Lung histopathology:

Hamster lungs were preserved in 10% neutral buffered formalin for 48 hours before being transferred to 70% ethanol. The tissue sections were embedded in paraffin blocks and sectioned at 8-mm thickness. Slides were deparaffinized and rehydrated before staining for H&E for routine immunopathology.

Statistical analysis:

Statistical analysis was performed using the GraphPad Prism 10.0 software (GraphPad Software, La Jolla, CA). Nonparametric tests were used throughout this paper for statistical analysis. Data were expressed as the mean ± SD. Comparison among groups was performed using the Mann-Whitney test (two groups).
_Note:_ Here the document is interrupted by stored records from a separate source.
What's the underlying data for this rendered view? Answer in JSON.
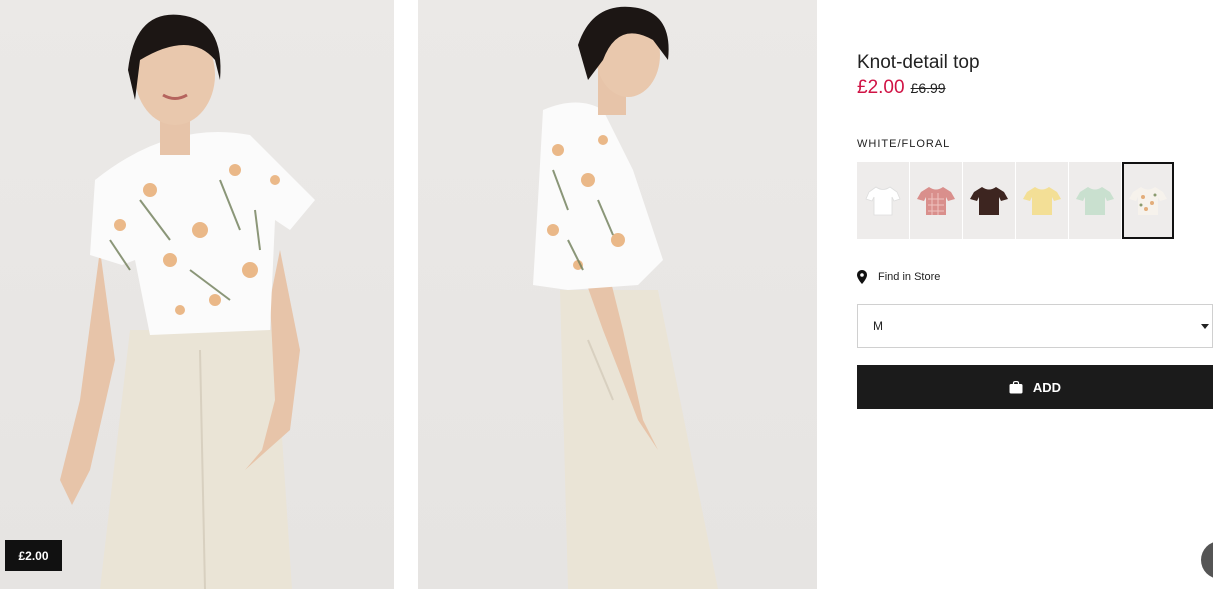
{
  "product": {
    "title": "Knot-detail top",
    "price_current": "£2.00",
    "price_original": "£6.99",
    "color_label": "WHITE/FLORAL",
    "badge_price": "£2.00"
  },
  "swatches": [
    {
      "name": "white",
      "color": "#ffffff",
      "selected": false
    },
    {
      "name": "pink-check",
      "color": "#d98f8c",
      "selected": false
    },
    {
      "name": "dark-brown",
      "color": "#3d2520",
      "selected": false
    },
    {
      "name": "light-yellow",
      "color": "#f3df96",
      "selected": false
    },
    {
      "name": "mint-green",
      "color": "#c9e0cf",
      "selected": false
    },
    {
      "name": "white-floral",
      "color": "#f4eee6",
      "selected": true
    }
  ],
  "find_in_store": {
    "label": "Find in Store",
    "icon": "map-pin-icon"
  },
  "size_select": {
    "value": "M"
  },
  "add_button": {
    "label": "ADD",
    "icon": "shopping-bag-icon"
  },
  "colors": {
    "sale_red": "#d01345",
    "button_black": "#1b1b1b"
  }
}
Two-tailed P values were denoted, and P values <0.05 were considered significant.

Supplementary Material

Supplement 1

Supplemental Figure S1: Experimental plan and gating strategy: (A) shows the experimental plan followed for the flow-cytometry experiments and the ELISpot experiments presented in Fig. 2, starting with the COVID-19 blood samples collection, patient genotyping, PBMCs extraction, and peptide stimulation. (B) shows the gating strategy applied when analyzing the flow cytometry data presented in Fig. 8.

IMPORTANCE.

As of January 2024, over 1500 individuals in the United States alone are still dying from COVID-19 each week despite the implementation of first-generation Spike-alone-based COVID-19 vaccines. The emergence of highly transmissible SARS-CoV-2 variants of concern (VOCs), such as the currently circulating highly mutated BA.2.86 and JN.1 Omicron sub-variants, constantly overrode immunity induced by the first-generation Spike-alone-based COVID-19 vaccines. Here we report a next generation broad spectrum combined multi-antigen mRNA/LNP-based pan-CoV vaccine that consists of nucleoside-modified mRNA encapsulated in lipid nanoparticles (LNP) that delivers three highly conserved non-Spike viral T cell protein antigens together with the Spike protein B-cell antigen. Compared side-by-side to the clinically proven first-generation Spike-alone mRNA/LNP-based vaccine, the combined multi-antigen mRNA/LNP-based pan-CoV vaccine-induced higher frequencies of lung-resident non-Spike antigen-specific T follicular helper (T_FH) cells, cytotoxic T cells (T_CYT), effector T cells (T_EFF) and Spike specific-neutralizing antibodies. This was associated to a potent cross-reactive protection against various VOCs, including the highly pathogenic Delta variant and the highly transmittable heavily Spike-mutated Omicron sub-variants. Our findings suggest an alternative broad-spectrum pan-Coronavirus vaccine capable of (i) disrupting the current COVID-19 booster paradigm; (ii) outpacing the bivalent variant-adapted COVID-19 vaccines; and (iii) ending an apparent prolonged COVID-19 pandemic.